Nicole has been featured in several news stories across the state from 2007 until 2012 after parents of other students complained to administration at the Asa Adams School in Orono of Nicole using the girls’ bathroom as a transgender girl when she was in fifth grade. That’s when the bullying started, according to Maines who gave recognition to the lesbian, gay, bisexual and transgender community early in his presentation, thanking them for helping he and his family.
“The people who I wrote to were all [members of] the national LGBT organizations in the country, and I said, ‘I do not know what to do.’ They came to our aid. I would not be speaking here today if the LGBT community did not step up to the plate and help my family,” Maines said.
Maines showed a video of Nicole giving a speech in Washington, D.C. last summer. In the video, Nicole, then 14 years old, explained that she was born a boy but had always known she was a girl. In the video, Nicole appeared professional and confident, saying that everything changed.
“Anybody here married? Is marriage easy?” Maines asked after the video was finished. “Add a transgender child, add getting on the front page of the newspaper.”
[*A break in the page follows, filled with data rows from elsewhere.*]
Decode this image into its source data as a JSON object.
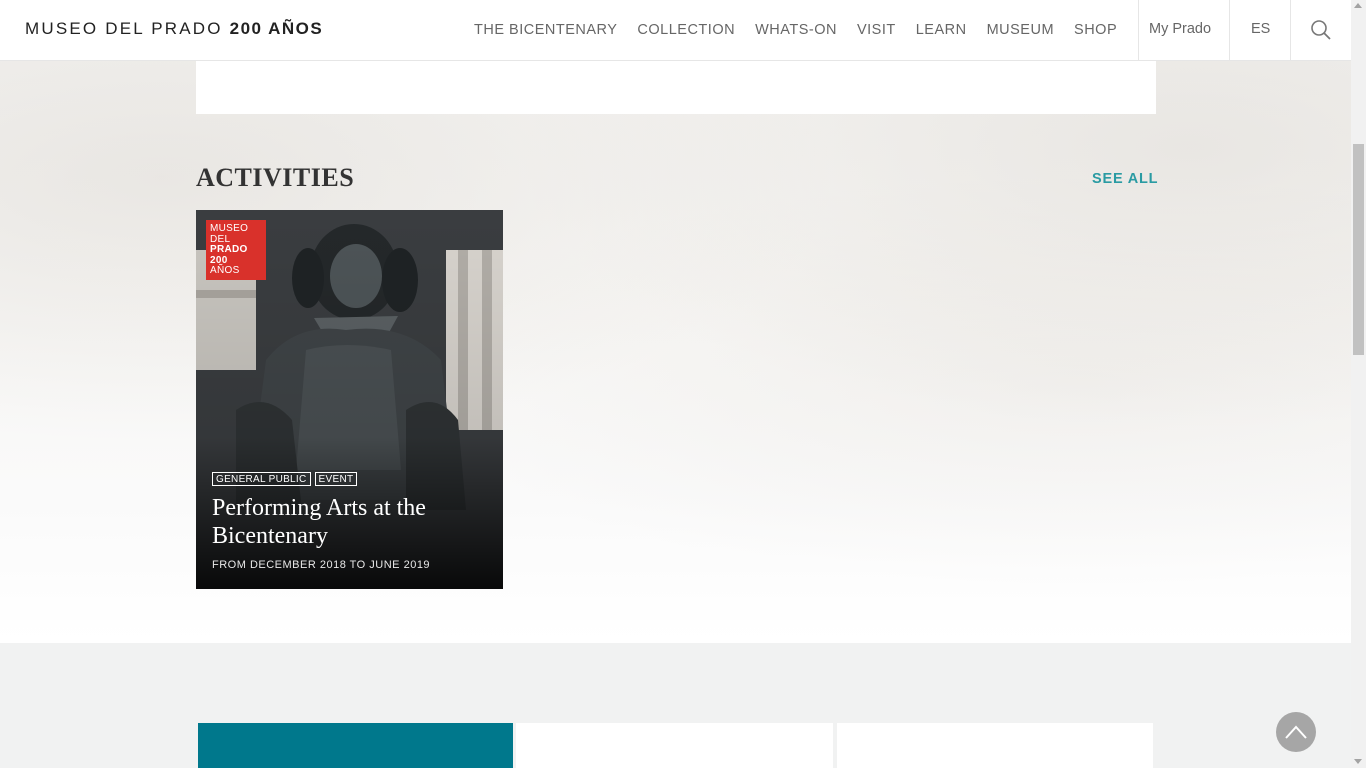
{
  "header": {
    "logo_thin": "MUSEO DEL PRADO",
    "logo_bold": "200 AÑOS",
    "nav": [
      "THE BICENTENARY",
      "COLLECTION",
      "WHATS-ON",
      "VISIT",
      "LEARN",
      "MUSEUM",
      "SHOP"
    ],
    "my_prado": "My Prado",
    "language": "ES",
    "search_icon": "search-icon"
  },
  "activities": {
    "title": "ACTIVITIES",
    "see_all": "SEE ALL",
    "card": {
      "badge": [
        "MUSEO",
        "DEL",
        "PRADO",
        "200",
        "AÑOS"
      ],
      "tags": [
        "GENERAL PUBLIC",
        "EVENT"
      ],
      "title": "Performing Arts at the Bicentenary",
      "date": "FROM DECEMBER 2018 TO JUNE 2019",
      "badge_color": "#d9312b"
    }
  },
  "colors": {
    "accent": "#2a9ba3",
    "tile_teal": "#00788c"
  },
  "icons": {
    "back_to_top": "chevron-up-icon"
  }
}
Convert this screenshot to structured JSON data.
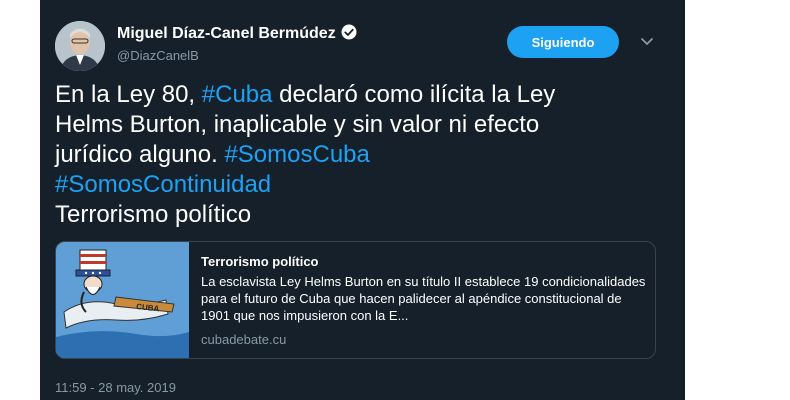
{
  "author": {
    "display_name": "Miguel Díaz-Canel Bermúdez",
    "handle": "@DiazCanelB",
    "verified": true
  },
  "follow_button": {
    "label": "Siguiendo"
  },
  "tweet": {
    "lines": [
      [
        {
          "text": "En la Ley 80, ",
          "hashtag": false
        },
        {
          "text": "#Cuba",
          "hashtag": true
        },
        {
          "text": " declaró como ilícita la Ley",
          "hashtag": false
        }
      ],
      [
        {
          "text": "Helms Burton, inaplicable y sin valor ni efecto",
          "hashtag": false
        }
      ],
      [
        {
          "text": "jurídico alguno. ",
          "hashtag": false
        },
        {
          "text": "#SomosCuba",
          "hashtag": true
        }
      ],
      [
        {
          "text": "#SomosContinuidad",
          "hashtag": true
        }
      ],
      [
        {
          "text": "Terrorismo político",
          "hashtag": false
        }
      ]
    ]
  },
  "card": {
    "title": "Terrorismo político",
    "description": "La esclavista Ley Helms Burton en su título II establece 19 condicionalidades para el futuro de Cuba que hacen palidecer al apéndice constitucional de 1901 que nos impusieron con la E...",
    "domain": "cubadebate.cu",
    "image_label": "CUBA"
  },
  "timestamp": "11:59 - 28 may. 2019",
  "colors": {
    "background": "#15202b",
    "accent": "#1da1f2",
    "secondary_text": "#8899a6",
    "border": "#38444d"
  }
}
The Maines family has been attached to transgender justice. Maines spoke with U.S. Sens. Olympia Snowe and Susan Collins and U.S. Rep. Chellie Pingree when he and his family went to Washington, D.C. According to Maines, each of them could not believe this was happening in Orono, Maine. Maines felt confused with the Student Non-Discrimination Act — an act created to protect LGBT students from bullying and discrimination in school.
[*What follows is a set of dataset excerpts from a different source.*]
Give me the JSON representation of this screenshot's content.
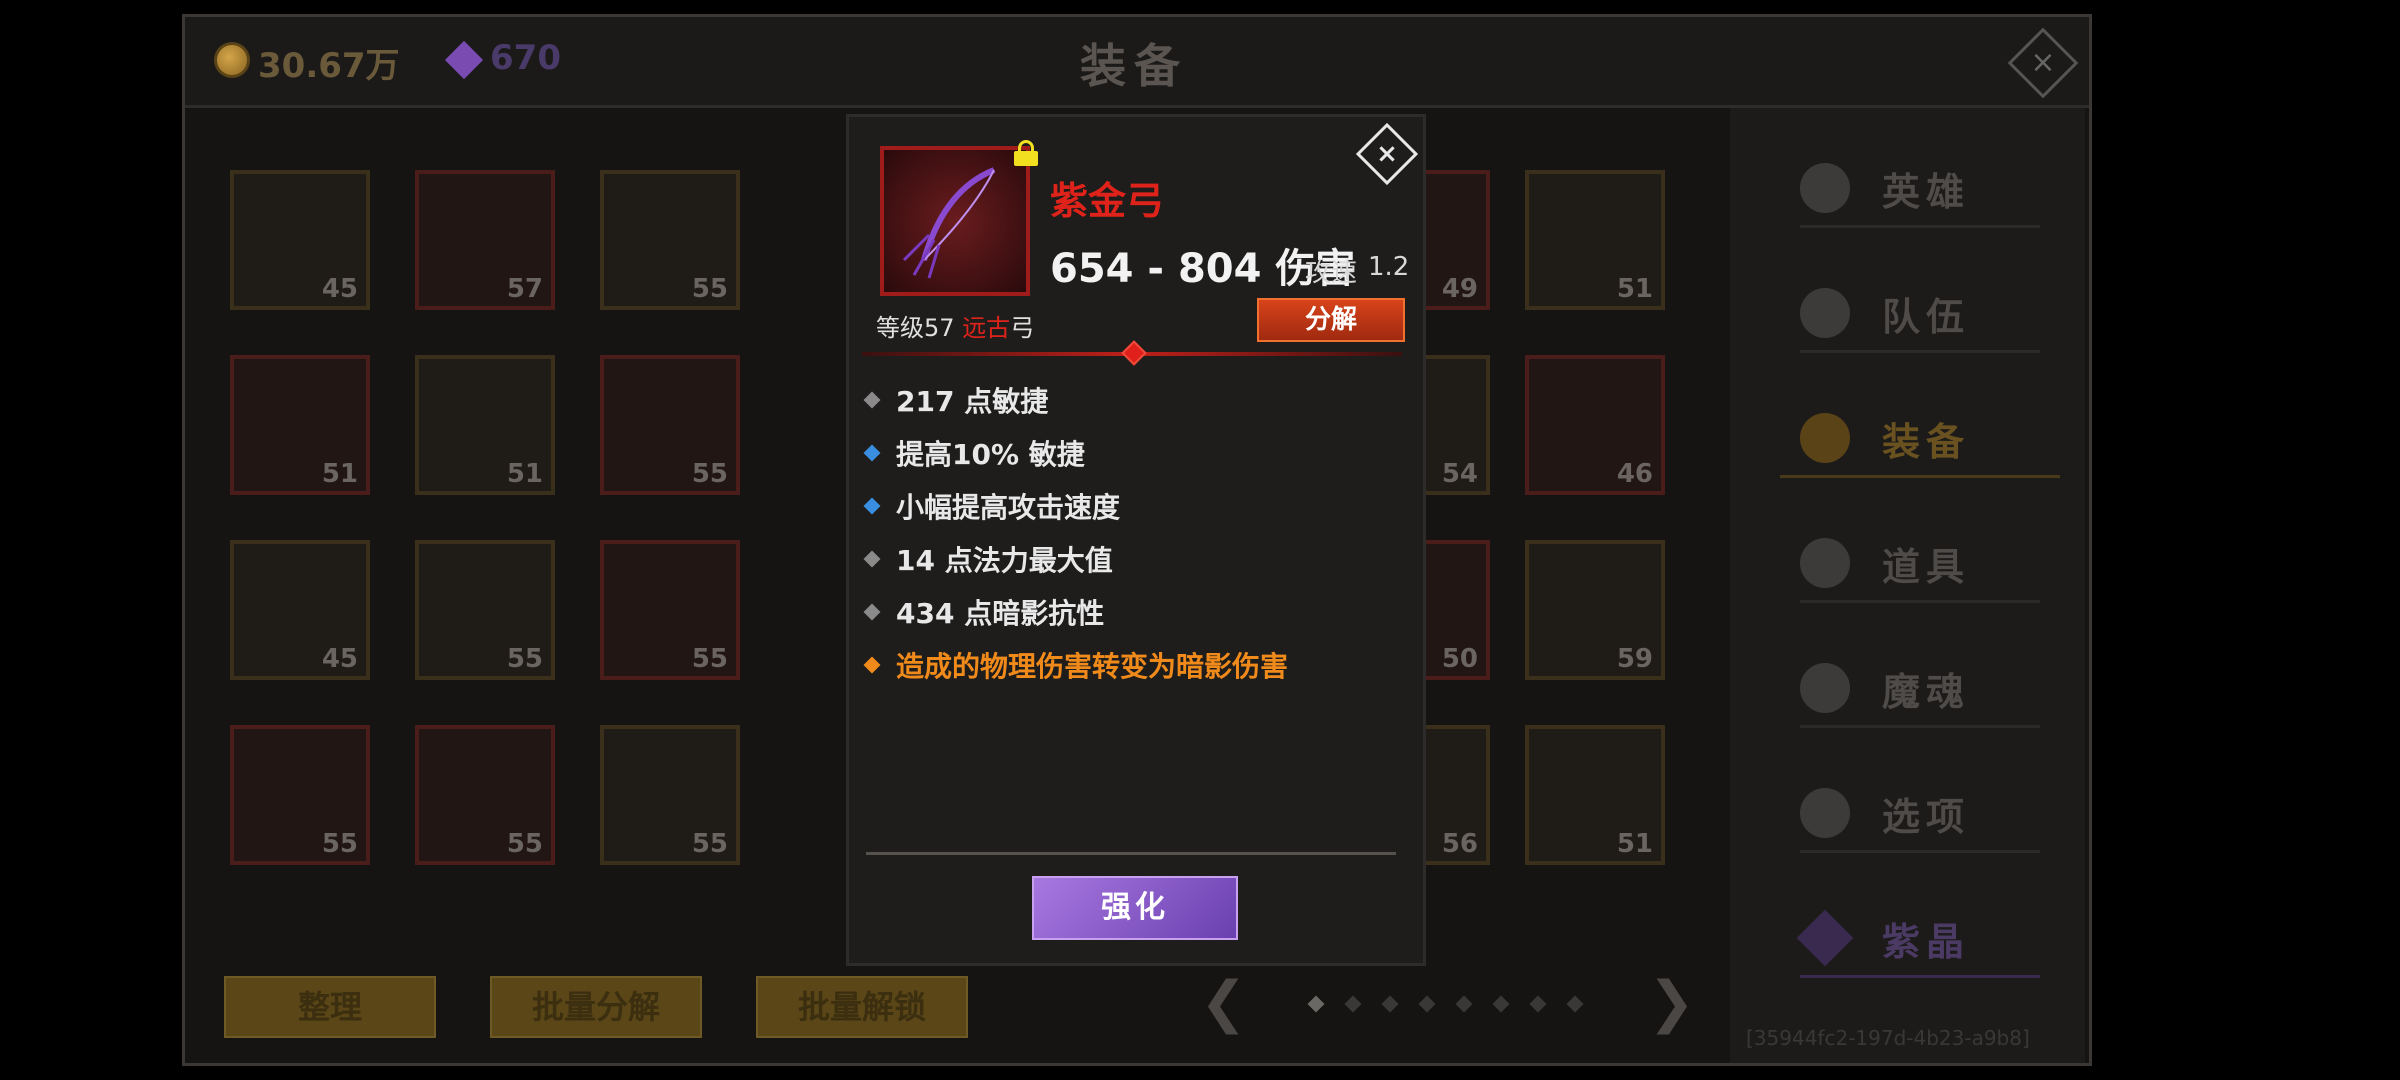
{
  "currency": {
    "gold": "30.67万",
    "gems": "670"
  },
  "title": "装备",
  "close_glyph": "×",
  "grid_levels": {
    "row1": [
      "45",
      "57",
      "55",
      "49",
      "51"
    ],
    "row2": [
      "51",
      "51",
      "55",
      "54",
      "46"
    ],
    "row3": [
      "45",
      "55",
      "55",
      "50",
      "59"
    ],
    "row4": [
      "55",
      "55",
      "55",
      "56",
      "51"
    ]
  },
  "sidebar": {
    "items": [
      {
        "label": "英雄",
        "icon": "people-icon"
      },
      {
        "label": "队伍",
        "icon": "flag-icon"
      },
      {
        "label": "装备",
        "icon": "helmet-icon"
      },
      {
        "label": "道具",
        "icon": "bag-icon"
      },
      {
        "label": "魔魂",
        "icon": "flame-icon"
      },
      {
        "label": "选项",
        "icon": "gear-icon"
      },
      {
        "label": "紫晶",
        "icon": "crystal-icon"
      }
    ]
  },
  "bottom_buttons": {
    "sort": "整理",
    "batch_decompose": "批量分解",
    "batch_unlock": "批量解锁"
  },
  "pagination": {
    "prev": "❮",
    "next": "❯"
  },
  "uid_text": "[35944fc2-197d-4b23-a9b8]",
  "item": {
    "name": "紫金弓",
    "damage": "654 - 804 伤害",
    "speed_label": "攻速",
    "speed_value": "1.2",
    "level_prefix": "等级57",
    "rarity": "远古",
    "type": "弓",
    "decompose_label": "分解",
    "enhance_label": "强化",
    "stats": [
      {
        "text": "217 点敏捷",
        "color": "#8a8a8a"
      },
      {
        "text": "提高10% 敏捷",
        "color": "#3a8ee0"
      },
      {
        "text": "小幅提高攻击速度",
        "color": "#3a8ee0"
      },
      {
        "text": "14 点法力最大值",
        "color": "#8a8a8a"
      },
      {
        "text": "434 点暗影抗性",
        "color": "#8a8a8a"
      },
      {
        "text": "造成的物理伤害转变为暗影伤害",
        "color": "#f08a1a"
      }
    ]
  },
  "colors": {
    "rarity": "#e0231a",
    "legendary_stat": "#f08a1a"
  }
}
“I’m amazingly supportive of this act, but I don’t understand why we even need to have it,” Maines said. “I thought all kids already had the same rights as everybody else in school.”
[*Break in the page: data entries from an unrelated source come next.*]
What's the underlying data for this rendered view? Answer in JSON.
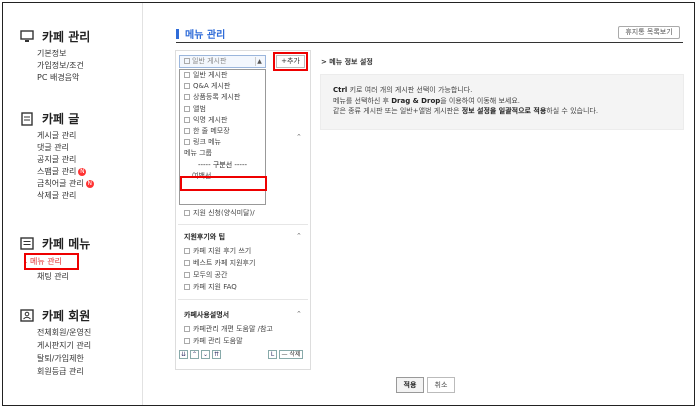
{
  "sidebar": {
    "sections": [
      {
        "title": "카페 관리",
        "items": [
          "기본정보",
          "가입정보/조건",
          "PC 배경음악"
        ]
      },
      {
        "title": "카페 글",
        "items": [
          "게시글 관리",
          "댓글 관리",
          "공지글 관리",
          "스팸글 관리",
          "금칙어글 관리",
          "삭제글 관리"
        ]
      },
      {
        "title": "카페 메뉴",
        "items": [
          "메뉴 관리",
          "채팅 관리"
        ]
      },
      {
        "title": "카페 회원",
        "items": [
          "전체회원/운영진",
          "게시판지기 관리",
          "탈퇴/가입제한",
          "회원등급 관리"
        ]
      }
    ],
    "new_badge": "N",
    "active_marker": "▸"
  },
  "main": {
    "title": "메뉴 관리",
    "recycle_button": "휴지통 목록보기",
    "menu_select": {
      "value": "일반 게시판",
      "caret": "▲"
    },
    "add_button": "+추가",
    "dropdown_options": [
      "일반 게시판",
      "Q&A 게시판",
      "상품등록 게시판",
      "앨범",
      "익명 게시판",
      "한 줄 메모장",
      "링크 메뉴",
      "메뉴 그룹",
      "----- 구분선 -----",
      "여백선"
    ],
    "tree": {
      "item_behind": "지원 신청(양식미달)/",
      "groups": [
        {
          "title": "지원후기와 팁",
          "items": [
            "카페 지원 후기 쓰기",
            "베스트 카페 지원후기",
            "모두의 공간",
            "카페 지원 FAQ"
          ]
        },
        {
          "title": "카페사용설명서",
          "items": [
            "카페관리 개편 도움말 /참고",
            "카페 관리 도움말"
          ]
        }
      ],
      "collapse_caret": "⌃",
      "move_buttons": [
        "⇊",
        "⌃",
        "⌄",
        "⇈"
      ],
      "l_button": "L",
      "delete_button": "— 삭제"
    },
    "info": {
      "title": "> 메뉴 정보 설정",
      "lines": [
        {
          "b": "Ctrl",
          "t": " 키로 여러 개의 게시판 선택이 가능합니다."
        },
        {
          "t": "메뉴를 선택하신 후 ",
          "b": "Drag & Drop",
          "t2": "을 이용하여 이동해 보세요."
        },
        {
          "t": "같은 종류 게시판 또는 일반+앨범 게시판은 ",
          "b": "정보 설정을 일괄적으로 적용",
          "t2": "하실 수 있습니다."
        }
      ]
    },
    "apply_button": "적용",
    "cancel_button": "취소"
  }
}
Maines gave some history for his experience in the Maine courts. In 2009, his family won a Maine Human Rights Commission case. In sixth grade, after the first MHRC ruling, the school decided to again deny Nicole access to the girls’ bathroom and again the MHRC ruled in the Maines’ favor, telling the family that gender identity and gender expression is a protected class in the state of Maine. However, nothing changed, according to Maines, and they brought the case to the Maine Superior Court. On Transgender Remembrance Day, November 20th, 2012, the judge ruled against them. Currently, Maines are still fighting for transgender justice in the state’s highest court.
“We thought we had an opportunity to have the Orono school system show the state, and maybe the rest of the nation, that this can work,” Maines said.